Today, the three words chef Edgard uses to describe his cooking are: simple, produce-driven, and fun. “I don’t know if it’s a conscious decision or a lack of capacity to do something more complicated, but I always liked to keep things simple,” he says with a laugh. “And simple doesn’t mean bad; when things are simple, you have to be very careful with how you cook something but also what ingredients you use, so that’s why good produce is so important. And with fun, I always liked serving things in a fun way. Even here, we are a more casual Spanish restaurant, but we’re still trying to make plating fun, maybe using dishware you’ve never seen before. There has to be an interesting element for the camera too.”

Fortunately, it wasn’t just his experience and skillset that grew over the years: so too did his capacity to enjoy the profession. He might’ve hated working in a professional kitchen when he was still a teenager, but the industry veteran is now thoroughly enjoying his trade. After rejoining Epicurean in 2022 as their culinary director, the chef went on to become the head of the group’s rapidly expanding Spanish division, where he oversaw four different restaurants offering his national cuisine. It was, for the first time in a long while, a chance for him to reconnect with his culinary roots, one that eventually led him to leave the group to open something he could finally call his own with Lola Maria. 

“The part I like most about cooking for others is that I can feed people with recipes that represent my heritage,” he tells us. “And this is the reason why I do it.

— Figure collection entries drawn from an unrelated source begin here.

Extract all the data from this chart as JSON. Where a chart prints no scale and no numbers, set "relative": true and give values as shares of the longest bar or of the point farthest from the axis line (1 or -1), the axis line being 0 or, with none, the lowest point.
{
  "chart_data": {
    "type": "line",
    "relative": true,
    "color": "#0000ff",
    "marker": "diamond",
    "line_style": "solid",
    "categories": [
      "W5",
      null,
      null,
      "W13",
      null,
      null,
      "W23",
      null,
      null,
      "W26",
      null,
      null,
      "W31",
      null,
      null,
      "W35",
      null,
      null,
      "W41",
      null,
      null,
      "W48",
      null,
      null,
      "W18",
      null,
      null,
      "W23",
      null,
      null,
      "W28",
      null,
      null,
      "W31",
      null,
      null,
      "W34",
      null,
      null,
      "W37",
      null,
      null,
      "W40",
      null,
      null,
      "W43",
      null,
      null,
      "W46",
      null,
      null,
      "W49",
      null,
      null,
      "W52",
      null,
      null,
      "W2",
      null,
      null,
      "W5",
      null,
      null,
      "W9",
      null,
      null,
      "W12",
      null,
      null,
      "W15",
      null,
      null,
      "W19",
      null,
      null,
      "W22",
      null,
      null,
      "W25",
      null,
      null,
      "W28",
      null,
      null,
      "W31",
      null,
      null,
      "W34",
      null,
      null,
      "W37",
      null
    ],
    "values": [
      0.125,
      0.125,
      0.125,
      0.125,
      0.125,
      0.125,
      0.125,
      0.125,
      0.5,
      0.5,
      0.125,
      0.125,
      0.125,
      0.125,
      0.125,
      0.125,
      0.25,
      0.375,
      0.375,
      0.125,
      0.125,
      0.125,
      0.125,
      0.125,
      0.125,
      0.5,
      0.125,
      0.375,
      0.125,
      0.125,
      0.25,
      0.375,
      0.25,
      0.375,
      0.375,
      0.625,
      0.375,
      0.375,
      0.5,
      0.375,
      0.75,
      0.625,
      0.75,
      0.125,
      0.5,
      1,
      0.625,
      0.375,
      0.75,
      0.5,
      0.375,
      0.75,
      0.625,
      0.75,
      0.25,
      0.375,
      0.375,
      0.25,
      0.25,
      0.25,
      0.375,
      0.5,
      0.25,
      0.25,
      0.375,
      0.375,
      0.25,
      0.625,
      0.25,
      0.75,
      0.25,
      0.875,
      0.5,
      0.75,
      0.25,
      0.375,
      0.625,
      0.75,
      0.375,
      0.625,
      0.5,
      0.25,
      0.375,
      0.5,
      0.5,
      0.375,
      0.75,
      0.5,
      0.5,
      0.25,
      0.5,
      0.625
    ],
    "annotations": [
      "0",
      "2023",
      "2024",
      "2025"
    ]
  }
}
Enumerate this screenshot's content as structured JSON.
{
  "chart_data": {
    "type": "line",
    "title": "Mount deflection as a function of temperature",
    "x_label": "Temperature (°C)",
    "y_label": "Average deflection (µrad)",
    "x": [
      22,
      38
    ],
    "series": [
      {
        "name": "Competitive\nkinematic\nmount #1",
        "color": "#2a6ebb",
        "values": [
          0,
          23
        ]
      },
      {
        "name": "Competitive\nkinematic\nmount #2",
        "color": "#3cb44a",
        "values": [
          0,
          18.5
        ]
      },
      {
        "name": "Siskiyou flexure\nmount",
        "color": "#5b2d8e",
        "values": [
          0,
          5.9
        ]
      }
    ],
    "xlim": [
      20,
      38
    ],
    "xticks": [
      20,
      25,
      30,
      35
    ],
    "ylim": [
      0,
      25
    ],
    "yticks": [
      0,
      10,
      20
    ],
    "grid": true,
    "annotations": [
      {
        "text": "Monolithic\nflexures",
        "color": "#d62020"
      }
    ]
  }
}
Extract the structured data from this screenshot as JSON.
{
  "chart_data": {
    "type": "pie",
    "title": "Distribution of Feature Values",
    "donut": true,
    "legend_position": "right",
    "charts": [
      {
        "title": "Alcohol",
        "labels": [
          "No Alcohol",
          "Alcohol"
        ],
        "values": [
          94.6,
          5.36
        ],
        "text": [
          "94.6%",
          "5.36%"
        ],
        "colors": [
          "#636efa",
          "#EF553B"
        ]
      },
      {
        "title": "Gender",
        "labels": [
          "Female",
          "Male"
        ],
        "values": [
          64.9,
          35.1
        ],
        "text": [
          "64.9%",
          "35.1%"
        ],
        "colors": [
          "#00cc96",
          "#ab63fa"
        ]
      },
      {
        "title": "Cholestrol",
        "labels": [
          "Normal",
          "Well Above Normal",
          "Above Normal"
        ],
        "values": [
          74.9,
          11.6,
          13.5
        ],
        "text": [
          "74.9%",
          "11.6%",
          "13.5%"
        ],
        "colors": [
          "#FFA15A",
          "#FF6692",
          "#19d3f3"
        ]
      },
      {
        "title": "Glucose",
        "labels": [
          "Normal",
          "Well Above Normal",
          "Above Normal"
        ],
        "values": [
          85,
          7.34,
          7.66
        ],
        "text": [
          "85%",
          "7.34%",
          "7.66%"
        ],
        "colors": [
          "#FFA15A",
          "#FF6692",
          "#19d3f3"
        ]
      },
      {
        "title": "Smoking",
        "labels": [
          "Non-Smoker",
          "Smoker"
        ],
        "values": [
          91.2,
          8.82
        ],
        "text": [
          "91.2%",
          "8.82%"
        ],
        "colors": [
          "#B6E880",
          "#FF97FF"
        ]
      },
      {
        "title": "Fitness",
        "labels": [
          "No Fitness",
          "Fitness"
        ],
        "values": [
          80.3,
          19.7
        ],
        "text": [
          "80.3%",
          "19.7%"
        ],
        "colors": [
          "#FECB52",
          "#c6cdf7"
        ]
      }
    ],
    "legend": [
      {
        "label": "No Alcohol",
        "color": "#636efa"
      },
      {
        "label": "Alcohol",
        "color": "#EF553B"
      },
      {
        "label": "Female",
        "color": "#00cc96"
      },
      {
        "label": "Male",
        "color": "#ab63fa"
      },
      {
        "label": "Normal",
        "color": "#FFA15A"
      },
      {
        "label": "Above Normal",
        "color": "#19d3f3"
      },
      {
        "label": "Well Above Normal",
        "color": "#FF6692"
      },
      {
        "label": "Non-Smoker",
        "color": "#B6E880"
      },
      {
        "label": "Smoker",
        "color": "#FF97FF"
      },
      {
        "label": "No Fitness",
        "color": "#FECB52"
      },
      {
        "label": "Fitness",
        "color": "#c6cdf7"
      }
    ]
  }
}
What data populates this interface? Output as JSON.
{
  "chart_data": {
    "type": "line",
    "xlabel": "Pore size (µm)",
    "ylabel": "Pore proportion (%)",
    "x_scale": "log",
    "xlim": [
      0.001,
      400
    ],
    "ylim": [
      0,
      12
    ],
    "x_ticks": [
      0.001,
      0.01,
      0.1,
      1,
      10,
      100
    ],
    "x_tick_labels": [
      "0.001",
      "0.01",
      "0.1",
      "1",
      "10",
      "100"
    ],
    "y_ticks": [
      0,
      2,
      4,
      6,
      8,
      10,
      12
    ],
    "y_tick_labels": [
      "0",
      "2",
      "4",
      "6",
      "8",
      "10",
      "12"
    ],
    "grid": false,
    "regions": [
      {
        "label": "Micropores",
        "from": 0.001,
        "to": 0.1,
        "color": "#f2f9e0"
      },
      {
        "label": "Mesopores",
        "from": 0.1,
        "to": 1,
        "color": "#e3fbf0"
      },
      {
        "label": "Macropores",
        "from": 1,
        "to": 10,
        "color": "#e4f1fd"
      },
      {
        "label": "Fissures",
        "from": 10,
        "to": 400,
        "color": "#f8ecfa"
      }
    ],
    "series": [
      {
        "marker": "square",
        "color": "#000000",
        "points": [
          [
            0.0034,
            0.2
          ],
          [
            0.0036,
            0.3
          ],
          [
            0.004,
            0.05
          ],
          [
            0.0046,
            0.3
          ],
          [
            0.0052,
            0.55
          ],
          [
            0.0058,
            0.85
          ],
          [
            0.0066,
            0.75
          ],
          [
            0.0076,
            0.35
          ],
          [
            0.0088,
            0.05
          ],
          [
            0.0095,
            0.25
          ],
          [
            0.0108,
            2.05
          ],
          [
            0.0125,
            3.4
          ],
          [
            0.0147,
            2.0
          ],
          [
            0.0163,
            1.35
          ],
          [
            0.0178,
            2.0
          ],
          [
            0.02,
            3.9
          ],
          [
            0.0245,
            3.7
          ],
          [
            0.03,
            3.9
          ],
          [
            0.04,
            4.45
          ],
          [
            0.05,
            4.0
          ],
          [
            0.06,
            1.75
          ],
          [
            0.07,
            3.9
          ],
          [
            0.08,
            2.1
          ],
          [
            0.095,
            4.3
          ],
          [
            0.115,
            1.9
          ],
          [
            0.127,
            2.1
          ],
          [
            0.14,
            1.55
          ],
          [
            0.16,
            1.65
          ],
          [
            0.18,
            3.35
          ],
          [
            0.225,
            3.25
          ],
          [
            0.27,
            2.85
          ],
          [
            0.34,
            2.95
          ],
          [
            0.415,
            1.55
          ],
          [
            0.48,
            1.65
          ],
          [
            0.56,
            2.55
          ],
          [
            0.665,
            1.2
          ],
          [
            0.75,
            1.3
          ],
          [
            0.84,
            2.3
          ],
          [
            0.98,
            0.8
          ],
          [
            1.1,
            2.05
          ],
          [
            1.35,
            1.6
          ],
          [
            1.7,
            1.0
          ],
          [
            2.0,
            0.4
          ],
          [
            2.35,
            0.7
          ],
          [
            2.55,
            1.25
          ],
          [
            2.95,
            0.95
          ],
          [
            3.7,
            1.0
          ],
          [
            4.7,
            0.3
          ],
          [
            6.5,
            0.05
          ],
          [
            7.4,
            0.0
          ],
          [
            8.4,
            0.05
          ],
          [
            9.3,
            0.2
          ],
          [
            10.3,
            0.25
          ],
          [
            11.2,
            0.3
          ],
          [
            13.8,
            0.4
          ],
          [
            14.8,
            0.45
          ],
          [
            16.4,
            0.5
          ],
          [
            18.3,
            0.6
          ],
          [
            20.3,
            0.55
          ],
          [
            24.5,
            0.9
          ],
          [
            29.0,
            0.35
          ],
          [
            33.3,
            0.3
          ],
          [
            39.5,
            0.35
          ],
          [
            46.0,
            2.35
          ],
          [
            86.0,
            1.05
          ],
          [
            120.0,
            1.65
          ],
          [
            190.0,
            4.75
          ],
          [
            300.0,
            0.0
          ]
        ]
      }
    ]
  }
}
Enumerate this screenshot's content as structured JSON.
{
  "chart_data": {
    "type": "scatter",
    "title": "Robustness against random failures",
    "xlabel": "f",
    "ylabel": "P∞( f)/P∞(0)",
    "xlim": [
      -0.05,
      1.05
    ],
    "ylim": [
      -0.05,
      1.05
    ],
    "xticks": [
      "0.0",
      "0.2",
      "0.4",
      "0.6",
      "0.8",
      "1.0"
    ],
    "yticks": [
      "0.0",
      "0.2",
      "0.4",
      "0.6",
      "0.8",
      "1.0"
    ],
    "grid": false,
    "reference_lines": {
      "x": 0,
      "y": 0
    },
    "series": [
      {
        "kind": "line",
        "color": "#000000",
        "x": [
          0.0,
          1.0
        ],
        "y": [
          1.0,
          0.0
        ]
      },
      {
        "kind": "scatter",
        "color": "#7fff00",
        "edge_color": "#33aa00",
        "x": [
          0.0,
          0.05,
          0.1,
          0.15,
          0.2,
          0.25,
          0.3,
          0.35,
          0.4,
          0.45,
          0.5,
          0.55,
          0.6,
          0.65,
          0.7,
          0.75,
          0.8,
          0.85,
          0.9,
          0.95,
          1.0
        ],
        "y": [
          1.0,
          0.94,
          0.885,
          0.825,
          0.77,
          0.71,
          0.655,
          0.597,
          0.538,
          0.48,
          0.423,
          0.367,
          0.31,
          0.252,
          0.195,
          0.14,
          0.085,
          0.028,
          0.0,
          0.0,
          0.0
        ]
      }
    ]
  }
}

Because I could be feeding people like I did before, with food that wasn’t mine. I enjoyed that from the operational side, but I never felt emotionally connected to it, and I never will. At Lola Maria, however, when I’m doing the menu, I have to slow myself down because I have so many ideas and I’m so excited to bring all these different dishes from different regions to people. 

“And it’s also a way for me to come back home. I can visit Spain maybe once a year or so, but sometimes, recipes can also bring you home, and it’s a great feeling to be able to share that with people far, far away.”